Life in plastic / it’s fantastic? Von wegen: Zu Besuch im Barbie Dreamhouse in Berlin, das noch am Eröffnungstag infolge heftiger Proteste vorübergehend geschlossen wurde

Autoreninfo

Christophe Braun hat Philosophie in Mainz und St Andrews studiert.

So erreichen Sie Christophe Braun:

„Können wir DAS ALLES kaufen, Barbie? Können wir? KÖNNEN WIR?“

Skipper, die kleine Schwester der meistverkauften Puppe der Welt, wirkt, als hätte sie heute Morgen ihre Tabletten nicht bekommen. Genau wie das kleine Mädchen, das mit weit aufgerissenen Augen den Dialog zwischen Skipper und Barbie verfolgt. In einem kleinen Filmchen hopsen die Puppen gerade am Strand herum wie ein Haufen zugekokster Yuppies.

Neben der Kleinen steht ihre Mutter, guckt angestrengt auf den Fernseher und lächelt gequält.

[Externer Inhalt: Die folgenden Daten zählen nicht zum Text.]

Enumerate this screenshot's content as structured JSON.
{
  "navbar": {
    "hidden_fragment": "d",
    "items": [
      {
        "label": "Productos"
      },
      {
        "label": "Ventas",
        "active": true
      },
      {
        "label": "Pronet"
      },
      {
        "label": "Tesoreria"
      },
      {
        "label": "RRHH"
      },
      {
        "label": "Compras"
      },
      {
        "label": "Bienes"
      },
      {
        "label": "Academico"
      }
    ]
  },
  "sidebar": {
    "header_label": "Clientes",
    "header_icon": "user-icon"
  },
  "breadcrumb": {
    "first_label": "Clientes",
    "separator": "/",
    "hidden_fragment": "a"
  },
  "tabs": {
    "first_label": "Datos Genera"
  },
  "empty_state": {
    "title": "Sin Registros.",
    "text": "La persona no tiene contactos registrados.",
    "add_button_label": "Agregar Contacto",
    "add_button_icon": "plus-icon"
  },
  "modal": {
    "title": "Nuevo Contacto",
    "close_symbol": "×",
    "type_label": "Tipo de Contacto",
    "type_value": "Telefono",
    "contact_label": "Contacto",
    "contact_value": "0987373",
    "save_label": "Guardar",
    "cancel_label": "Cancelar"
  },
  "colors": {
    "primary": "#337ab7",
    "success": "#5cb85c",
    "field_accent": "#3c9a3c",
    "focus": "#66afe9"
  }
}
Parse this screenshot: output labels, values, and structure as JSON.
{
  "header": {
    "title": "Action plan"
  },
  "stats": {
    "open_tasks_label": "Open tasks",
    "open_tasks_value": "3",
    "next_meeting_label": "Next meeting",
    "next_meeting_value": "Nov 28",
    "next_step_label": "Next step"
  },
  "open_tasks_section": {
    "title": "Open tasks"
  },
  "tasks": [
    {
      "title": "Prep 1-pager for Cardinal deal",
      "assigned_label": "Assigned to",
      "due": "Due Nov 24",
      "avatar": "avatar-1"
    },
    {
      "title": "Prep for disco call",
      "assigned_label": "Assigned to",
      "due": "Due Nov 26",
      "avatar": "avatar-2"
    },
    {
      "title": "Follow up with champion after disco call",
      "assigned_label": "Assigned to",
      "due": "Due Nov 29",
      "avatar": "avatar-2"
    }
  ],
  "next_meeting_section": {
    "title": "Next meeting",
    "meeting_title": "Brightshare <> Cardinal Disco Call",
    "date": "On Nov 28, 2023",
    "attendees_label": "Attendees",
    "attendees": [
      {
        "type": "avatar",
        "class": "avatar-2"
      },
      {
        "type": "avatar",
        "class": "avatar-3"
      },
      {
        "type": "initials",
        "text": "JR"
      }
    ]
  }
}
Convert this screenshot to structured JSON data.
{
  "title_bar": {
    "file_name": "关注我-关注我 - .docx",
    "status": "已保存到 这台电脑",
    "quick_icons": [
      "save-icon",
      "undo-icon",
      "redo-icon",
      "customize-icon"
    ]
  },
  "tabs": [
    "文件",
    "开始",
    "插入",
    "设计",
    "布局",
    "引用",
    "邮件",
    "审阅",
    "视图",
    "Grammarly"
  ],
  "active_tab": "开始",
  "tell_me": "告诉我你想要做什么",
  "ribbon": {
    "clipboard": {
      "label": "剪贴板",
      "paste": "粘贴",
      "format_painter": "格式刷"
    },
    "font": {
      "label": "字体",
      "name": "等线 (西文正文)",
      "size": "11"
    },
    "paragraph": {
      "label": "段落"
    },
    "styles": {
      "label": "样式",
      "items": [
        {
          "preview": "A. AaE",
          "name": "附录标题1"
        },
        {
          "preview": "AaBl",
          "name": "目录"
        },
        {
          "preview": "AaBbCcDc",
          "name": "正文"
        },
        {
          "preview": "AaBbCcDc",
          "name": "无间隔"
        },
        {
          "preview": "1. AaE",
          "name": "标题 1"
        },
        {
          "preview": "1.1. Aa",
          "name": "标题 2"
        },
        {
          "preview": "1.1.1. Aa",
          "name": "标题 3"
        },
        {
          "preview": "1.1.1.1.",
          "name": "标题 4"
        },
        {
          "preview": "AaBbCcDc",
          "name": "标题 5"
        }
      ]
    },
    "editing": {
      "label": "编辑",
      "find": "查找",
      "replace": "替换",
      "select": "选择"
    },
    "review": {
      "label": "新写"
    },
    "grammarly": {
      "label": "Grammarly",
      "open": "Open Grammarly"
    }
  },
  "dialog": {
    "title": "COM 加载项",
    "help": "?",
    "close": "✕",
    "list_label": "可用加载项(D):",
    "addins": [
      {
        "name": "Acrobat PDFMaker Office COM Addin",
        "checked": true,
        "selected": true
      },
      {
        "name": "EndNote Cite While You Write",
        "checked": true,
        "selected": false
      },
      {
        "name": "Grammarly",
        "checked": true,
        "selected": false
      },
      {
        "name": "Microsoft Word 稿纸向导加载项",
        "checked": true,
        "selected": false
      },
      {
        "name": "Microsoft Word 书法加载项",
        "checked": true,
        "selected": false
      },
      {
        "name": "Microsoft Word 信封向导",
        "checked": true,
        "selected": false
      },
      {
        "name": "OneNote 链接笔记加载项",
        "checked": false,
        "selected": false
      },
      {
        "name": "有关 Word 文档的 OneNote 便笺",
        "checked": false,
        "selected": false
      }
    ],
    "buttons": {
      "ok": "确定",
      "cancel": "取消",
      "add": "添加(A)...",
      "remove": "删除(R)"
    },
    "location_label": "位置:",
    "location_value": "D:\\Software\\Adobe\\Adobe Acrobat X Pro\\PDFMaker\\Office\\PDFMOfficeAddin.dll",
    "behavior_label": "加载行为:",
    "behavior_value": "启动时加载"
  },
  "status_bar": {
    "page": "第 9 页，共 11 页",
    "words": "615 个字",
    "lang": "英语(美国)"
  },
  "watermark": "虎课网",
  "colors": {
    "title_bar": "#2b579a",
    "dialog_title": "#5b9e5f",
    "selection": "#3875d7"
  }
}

Die beiden gehören am Donnerstagmorgen zu den ersten Besuchern des neu eröffneten „Barbie Dreamhouse“ am Alexanderplatz. „Noch nie da gewesene Einblicke in Interieur und Lifestyle der bekanntesten Puppe der Welt“ soll das Haus bieten. „Nie da gewesene Einblicke“ trifft es ganz gut: Barbies Traumhaus ist die Hölle in Pink.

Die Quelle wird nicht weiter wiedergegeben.